Over the next few weeks, as things calm down, the new caregivers will be making longer term plans. Be sure they have access to important background information.
- Keep a file with a brief chronological sequence of events and legal rulings related to the children.
- Describe visitation arrangements and whether they are court-ordered, or voluntary.
- Include copies of restraining orders, wills, passports, birth certificates and adoption papers.
- Create a family genealogy and attach medical information for the birth family, as well as your family. Biological medical histories can be crucial, depending on what happens in the kids’ lives.
3. Priceless, invaluable Heart messages
You are your grandchildren’s grandparents forever no matter what happens. You will always have a place in their hearts. You can leave them treasures. Some ideas:
Make a life book with the “heart memory stuff” similar to what you see in baby books. Things such as when the child took their first steps, their first words, favorite movies at various ages. A simple approach is to start with a blank page journal. A spiral binder is best if you want to glue in pictures or mementos. Crafters will know that the scrapbooking potential is limited only by your imagination.
Keep a Video Diary to preserve sights and sounds. Simple “kitchen sink” videos can memorialize the ordinary and mundane. The grandkids would love to help you edit them!

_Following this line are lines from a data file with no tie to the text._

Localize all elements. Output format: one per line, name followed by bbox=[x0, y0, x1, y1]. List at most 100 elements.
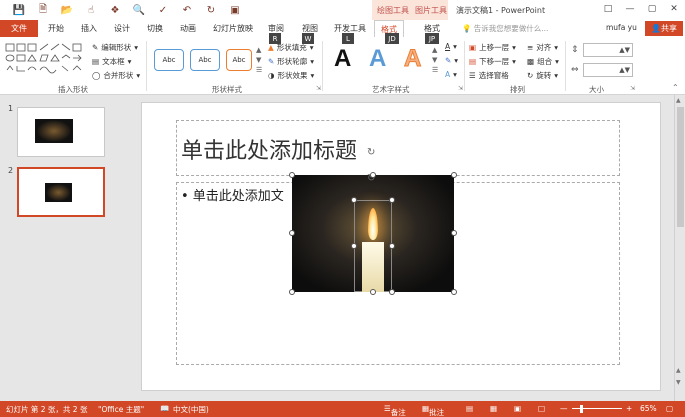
scroll-up-icon[interactable]: ▲ bbox=[676, 97, 681, 104]
shape-effects-button[interactable]: ◑ 形状效果 ▾ bbox=[268, 70, 314, 81]
zoom-level[interactable]: 65% bbox=[640, 404, 657, 413]
tab-file[interactable]: 文件 bbox=[0, 20, 38, 37]
rotate-button[interactable]: ↻ 旋转 ▾ bbox=[527, 70, 558, 81]
bring-forward-button[interactable]: ▣ 上移一层 ▾ bbox=[469, 42, 516, 53]
text-effects-button[interactable]: A ▾ bbox=[445, 70, 457, 79]
resize-handle[interactable] bbox=[451, 289, 457, 295]
collapse-ribbon-icon[interactable]: ⌃ bbox=[672, 83, 679, 92]
reading-view-icon[interactable]: ▣ bbox=[514, 404, 521, 413]
new-icon[interactable]: 🗎 bbox=[32, 3, 54, 17]
slide-canvas[interactable]: 单击此处添加标题 • 单击此处添加文 ↻ ↻ bbox=[141, 102, 661, 391]
tab-animations[interactable]: 动画 bbox=[174, 20, 202, 37]
wordart-more-icon[interactable]: ▲ ▼ ☰ bbox=[432, 45, 438, 75]
resize-handle[interactable] bbox=[389, 197, 395, 203]
preview-icon[interactable]: 🔍 bbox=[128, 3, 150, 17]
text-fill-button[interactable]: A ▾ bbox=[445, 42, 457, 51]
shape-style-1[interactable]: Abc bbox=[154, 49, 184, 71]
save-icon[interactable]: 💾 bbox=[8, 3, 30, 17]
language-status[interactable]: 中文(中国) bbox=[173, 404, 209, 415]
keytip-jp: JP bbox=[425, 33, 439, 44]
size-dialog-launcher-icon[interactable]: ⇲ bbox=[630, 85, 635, 92]
resize-handle[interactable] bbox=[451, 172, 457, 178]
slide-thumbnail-1[interactable] bbox=[17, 107, 105, 157]
tab-slideshow[interactable]: 幻灯片放映 bbox=[207, 20, 259, 37]
edit-shape-button[interactable]: ✎ 编辑形状 ▾ bbox=[92, 42, 138, 53]
shape-outline-button[interactable]: ✎ 形状轮廓 ▾ bbox=[268, 56, 314, 67]
resize-handle[interactable] bbox=[289, 172, 295, 178]
resize-handle[interactable] bbox=[389, 289, 395, 295]
resize-handle[interactable] bbox=[451, 230, 457, 236]
undo-icon[interactable]: ↶ bbox=[176, 3, 198, 17]
rotate-handle-icon[interactable]: ↻ bbox=[367, 147, 375, 158]
group-button[interactable]: ▩ 组合 ▾ bbox=[527, 56, 559, 67]
zoom-in-icon[interactable]: + bbox=[626, 404, 632, 413]
prev-slide-icon[interactable]: ▲ bbox=[676, 367, 681, 374]
comments-button[interactable]: ▦ 批注 bbox=[422, 404, 444, 417]
slideshow-view-icon[interactable]: □ bbox=[538, 404, 545, 413]
insert-shapes-group-label: 插入形状 bbox=[58, 85, 88, 94]
normal-view-icon[interactable]: ▤ bbox=[466, 404, 473, 413]
tell-me-input[interactable]: 💡 告诉我您想要做什么... bbox=[462, 23, 548, 34]
resize-handle[interactable] bbox=[351, 243, 357, 249]
title-placeholder[interactable]: 单击此处添加标题 bbox=[176, 120, 620, 176]
slide-thumbnail-2[interactable] bbox=[17, 167, 105, 217]
user-name[interactable]: mufa yu bbox=[606, 23, 637, 32]
redo-icon[interactable]: ↻ bbox=[200, 3, 222, 17]
open-icon[interactable]: 📂 bbox=[56, 3, 78, 17]
resize-handle[interactable] bbox=[389, 243, 395, 249]
merge-shapes-button[interactable]: ◯ 合并形状 ▾ bbox=[92, 70, 140, 81]
scroll-thumb[interactable] bbox=[677, 107, 684, 227]
shape-styles-more-icon[interactable]: ▲ ▼ ☰ bbox=[256, 45, 262, 75]
fit-slide-icon[interactable]: ▢ bbox=[666, 404, 673, 413]
rotate-icon: ↻ bbox=[527, 71, 534, 80]
thumbnail-picture bbox=[35, 119, 73, 143]
text-box-button[interactable]: ▤ 文本框 ▾ bbox=[92, 56, 131, 67]
spell-icon[interactable]: ✓ bbox=[152, 3, 174, 17]
share-button[interactable]: 👤 共享 bbox=[645, 21, 683, 36]
dialog-launcher-icon[interactable]: ⇲ bbox=[316, 85, 321, 92]
tab-transitions[interactable]: 切换 bbox=[141, 20, 169, 37]
spellcheck-icon[interactable]: 📖 bbox=[160, 404, 169, 413]
width-icon: ⇔ bbox=[571, 65, 579, 75]
present-icon[interactable]: ▣ bbox=[224, 3, 246, 17]
vertical-scrollbar[interactable]: ▲ ▲ ▼ bbox=[674, 95, 685, 401]
resize-handle[interactable] bbox=[289, 289, 295, 295]
notes-button[interactable]: ☰ 备注 bbox=[384, 404, 406, 417]
effects-icon: ◑ bbox=[268, 71, 275, 80]
thumbnail-picture bbox=[45, 183, 72, 202]
minimize-icon[interactable]: — bbox=[619, 0, 641, 18]
text-outline-button[interactable]: ✎ ▾ bbox=[445, 56, 458, 65]
shapes-gallery[interactable] bbox=[4, 42, 86, 76]
next-slide-icon[interactable]: ▼ bbox=[676, 379, 681, 386]
merge-shapes-icon: ◯ bbox=[92, 71, 101, 80]
wordart-style-2[interactable]: A bbox=[369, 45, 386, 73]
shape-style-2[interactable]: Abc bbox=[190, 49, 220, 71]
resize-handle[interactable] bbox=[351, 197, 357, 203]
align-button[interactable]: ≡ 对齐 ▾ bbox=[527, 42, 558, 53]
resize-handle[interactable] bbox=[370, 172, 376, 178]
send-backward-button[interactable]: ▤ 下移一层 ▾ bbox=[469, 56, 516, 67]
candle-picture[interactable] bbox=[292, 175, 454, 292]
wordart-style-3[interactable]: A bbox=[403, 45, 421, 73]
wordart-style-1[interactable]: A bbox=[334, 45, 351, 73]
zoom-slider-thumb[interactable] bbox=[580, 405, 583, 413]
height-input[interactable]: ▲▼ bbox=[583, 43, 633, 57]
tab-insert[interactable]: 插入 bbox=[75, 20, 103, 37]
zoom-out-icon[interactable]: — bbox=[560, 404, 568, 413]
shape-style-3[interactable]: Abc bbox=[226, 49, 252, 71]
selection-pane-button[interactable]: ☰ 选择窗格 bbox=[469, 70, 509, 81]
width-input[interactable]: ▲▼ bbox=[583, 63, 633, 77]
wordart-dialog-launcher-icon[interactable]: ⇲ bbox=[458, 85, 463, 92]
ribbon-display-icon[interactable]: □ bbox=[597, 0, 619, 18]
format-painter-icon[interactable]: ❖ bbox=[104, 3, 126, 17]
touch-icon[interactable]: ☝ bbox=[80, 3, 102, 17]
maximize-icon[interactable]: ▢ bbox=[641, 0, 663, 18]
resize-handle[interactable] bbox=[370, 289, 376, 295]
tab-design[interactable]: 设计 bbox=[108, 20, 136, 37]
slide-sorter-icon[interactable]: ▦ bbox=[490, 404, 497, 413]
pencil-icon: ✎ bbox=[268, 57, 275, 66]
close-icon[interactable]: ✕ bbox=[663, 0, 685, 18]
resize-handle[interactable] bbox=[289, 230, 295, 236]
tab-home[interactable]: 开始 bbox=[42, 20, 70, 37]
title-bar: 💾 🗎 📂 ☝ ❖ 🔍 ✓ ↶ ↻ ▣ 绘图工具 图片工具 演示文稿1 - Po… bbox=[0, 0, 685, 20]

Gather baby and toddler pictures of the children. Include photos of the parents. Be sure to label the pictures with the who, when and where.
Write a love letter of your own thoughts, feelings and dreams for them. They treasure it forever.
It might mean a trip to a crafts or art store, but browsing the scrapbook section could spark your creativity.
“What will happen to the kids?”
Non-legal advice: Keep in mind that the best placements for children are not always the first people who come to mind. Family members may be a perfect fit, or for a myriad of reasons, not. If a son, daughter, spouse or their children aren’t on board, it won’t work. Single adult family members may have a job, personality or life style that isn’t conducive to parenting.
Obviously, whomever you think would be a good match needs to be consulted; they may say “yes” or “no,” and their rationale may confirm your decision, or send you in a different direction. Listen and stay open. If a son, daughter, or other close relative is not your first or second choice, explain to them why you are thinking of an alternative. If you don’t talk now, you’ll never have a chance to clarify your rationale, and they’ll never have a chance to challenge your assumptions, expand your thoughts, or agree with you.
Talking is important, but it doesn’t mean a thing if you don’t do the legal paperwork. It will be pretty hard for family members to take a verbal promise to the bank, or to convince a judge that, “Mom wanted me to raise Jeremiah.” If your grandchildren end up back with the birth parent, or in foster homes, or with someone other than who you discussed, it will be one more betrayal in their young lives. You become another adult who didn’t keep their promise, another person they loved who abandoned them.
So please don’t procrastinate!
Get your affairs in order, and then move on to the fun things ahead.